Gates' thoughts on Afghanistan, however, do offer us an opportunity to reflect on where we've come in that long war. The quote from his book that has been repeated the most concerns a meeting in March 2011 in which Obama expressed his frustration with how things were going in Afghanistan. "As I sat there," Gates writes, "I thought: the president doesn't trust his commander, can't stand Karzai, doesn't believe in his own strategy, and doesn't consider the war to be his. For him, it's all about getting out." Well let's see. Should Obama have trusted David Petraeus? I can't really say. Hamid Karzai is corrupt, incompetent, and possibly mentally unstable. As to whether he believed in his own strategy (the "surge" of extra troops), by then there were plenty of reasons to doubt that it would work. The war wasn't his—it had been going on for over seven years before he even took office. And "it's all about getting out"? Well wasn't that the whole point?
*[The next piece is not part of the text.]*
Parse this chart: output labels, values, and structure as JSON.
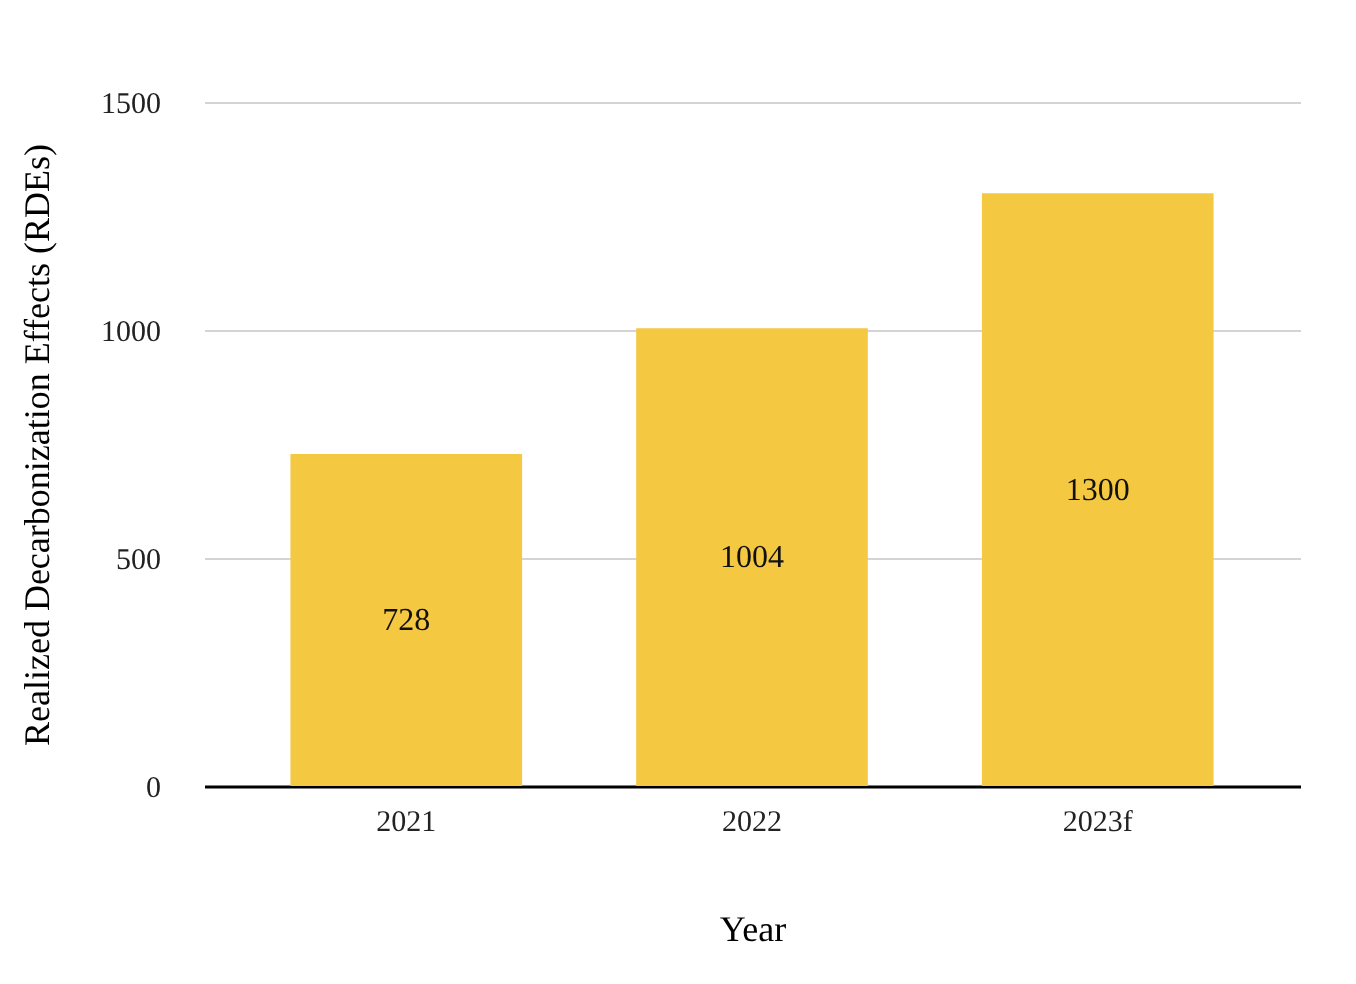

The reason the administration undertook the "surge" in the first place was to create the conditions where we could get out.
Another thing Gates writes is, "I never doubted Obama's support for the troops, only his support for their mission," and that that is a problem for the troops in the field. I'm sure it can be, to a degree, and morale can be undermined if you think the president doesn't believe you're going to succeed. I would also imagine that if you were a soldier in Iraq in 2005 or so and you saw George Bush on TV all the time talking about how great everything was going, you'd think your Commander in Chief was an idiot, and that might not be so good for morale either. But the real point is that in neither case was the president's confidence going to make much of a difference. The problem was never the president's disposition, or the particular decisions made in one year or one month. It was launching the war in the first place.